Crazy Taxi was a game only Sega could create or have the nerve to develop. Such a strange yet simplistic idea caught the imagination of many and influenced countless other games. Still not everything was perfect with the original, for it was an arcade conversion yet the sequel is designed purely for home consumption – more of the same or something else?
This time the game is set in the Big Apple which for a change is as sun-drenched as the West Coast setting of the original. Landmarks and famous buildings are included such as FAO Schwartz, Statue of Liberty, City Hall, Central Park etc but the highlight is the excellent level design. The two levels on offer are massive, full of variety and the inclusion of the crazy hop forces you to think on several levels. Once opened you can use skyscrapers to perform some mind-blowing feats and if the traffic is grid locked you can easily take to the underground. The first game was an almost go anywhere experience but here that motorway below or above you can be easily reached with a press of a button. Taking to the skies or the underground is often advised because as expected in New York and in Crazy Taxi 2 the traffic is intense. The Around Apple level Manhattan plus the option to drive across one of two bridges to the surrounding suburbs – it is really that big. The Small Apple is based around central park and is obviously smaller but with an emphasis on blocks, short straights and plenty of traffic!

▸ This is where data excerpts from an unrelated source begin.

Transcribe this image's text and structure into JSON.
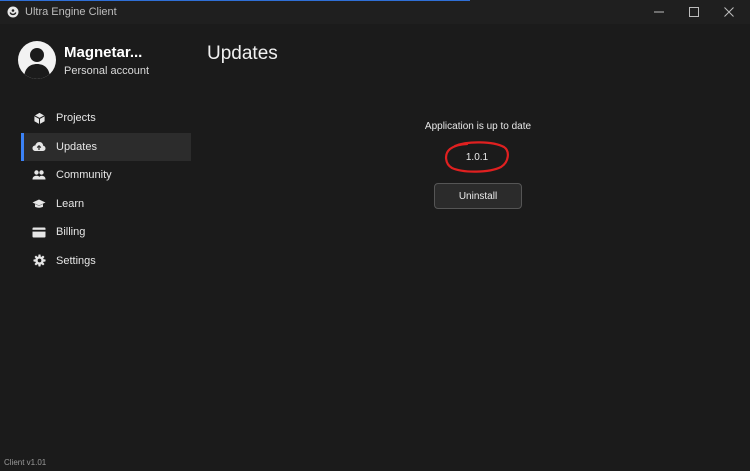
{
  "window": {
    "title": "Ultra Engine Client",
    "accent_color": "#2f6fd6"
  },
  "profile": {
    "username": "Magnetar...",
    "account_type": "Personal account"
  },
  "sidebar": {
    "active_color": "#3b82f6",
    "items": [
      {
        "label": "Projects",
        "icon": "cube-icon"
      },
      {
        "label": "Updates",
        "icon": "cloud-upload-icon"
      },
      {
        "label": "Community",
        "icon": "people-icon"
      },
      {
        "label": "Learn",
        "icon": "graduation-cap-icon"
      },
      {
        "label": "Billing",
        "icon": "credit-card-icon"
      },
      {
        "label": "Settings",
        "icon": "gear-icon"
      }
    ]
  },
  "main": {
    "title": "Updates",
    "status": "Application is up to date",
    "version": "1.0.1",
    "annotation_color": "#e02020",
    "uninstall_label": "Uninstall"
  },
  "footer": {
    "version_text": "Client v1.01"
  }
}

The music is similar to the previous game and will no doubt irritate and pleasure an equal number – that’s what the music volume is for. Overall I do think that this does offer a much better pop-punk mixture but if you’re looking for hip hop or country, it isn’t for you. Hitmaker have included a replay mode that you can save and then replay through several angles and while its fun it only lasts for 2 minutes. It’s a shame that a full replay of your cabbie efforts could not be viewed at the end of a hard days work. One of the most enjoyable yet often-frustrating sections of the original were the mini games that developed the necessary skills needed to achieve those big scores. Here they have returned in the form of the Crazy Pyramid, which as you complete each level builds up to form a pyramid. The higher the level the more difficult the games but this time Hitmaker have included bonuses for good performance. Each level that you complete will open up an additional area on the game map for instance the section involving the subway. Of course it’s easier said than done because anyone who lost their composure on the bowling challenge in the original will be driven round the bend by some of the challenges on offer here.
Even though the original characters are hidden in the game waiting to be unlocked I cannot help but feel disappointed with the four newly created characters: Slash, Iceman, Cinnamon and Hot-D might sound like members of a nu-metal band but New York cabbies? I know we’re talking fiction here but each one of them looks like they’ve been plucked from the West Coast and dropped off in New York! However the fares that you collect on your travels (especially multiple) are excellent and they move around and say more in the cab than in previous version.
Crazy Taxi 2 looks better but only marginally so than the original Dreamcast version but the most obvious thing after a few seconds is the speed. Hitmaker have done wonders here and the slow-down that marred the original in places is a thing of the past. I’d made the mistake of playing the painfully slow Sony PS2 conversion before playing the sequel and people if you don’t have a Dreamcast by now then do so! It’s all the more impressive when you consider the range of vehicles and pedestrians that you zoom past. With the levels such as they are it would probably have been too much to ask for a pop-up free game. New York with its large buildings no doubt caused Hitmaker new problems in comparison to the earlier California setting. While it does not prove to be drawback or spoil the enjoyment of the game, at certain stages it can be very obvious. Perhaps the machine has been pushed to its limits here.
Crazy Taxi 2 is very much a mixed bag of improvements that are hit and miss. Certainly the multiple passengers are an excellent addition but you do need to be wary of the arrow. It always points to the nearest destination for anyone of the 2-4 fares on board and because it does not fix on one it will often jump around causing you to lose valuable time. More so than ever you need to know the layout of each map and perhaps as an admission of the problem, Hitmaker have kindly included maps of each level complete with landmarks.
For some the options will prove disappointing for here you do not have the option to change the time setting, traffic or time difficulty as you did in the original. This version is without a doubt more challenging but then you realise the answer. Hitmaker have shifted towards tricks and combos, fares may be harder to come by but using your skills you should more than make up for any shortfall. If you can overcome the problems associated with the arrow then multiple fares are the way to achieve big scores, the more passengers increases the times factor. The only problem I have with this is mainly down to the Crazy Hop, not because it’s a bad idea, far from it, but this move is achieved by pressing one button – not much skill involved in that is there?
Minor gripes aside this is a worthy sequel and a must have addition to any Dreamcast owners collection. It may not be the longest game you’ll ever play but the increased difficulty factor and collection of mini games adds depth that most fail to offer. Hopefully Hitmaker can include a multiplayer element in Crazy Taxi Next bound for the Microsoft Xbox. Excellent.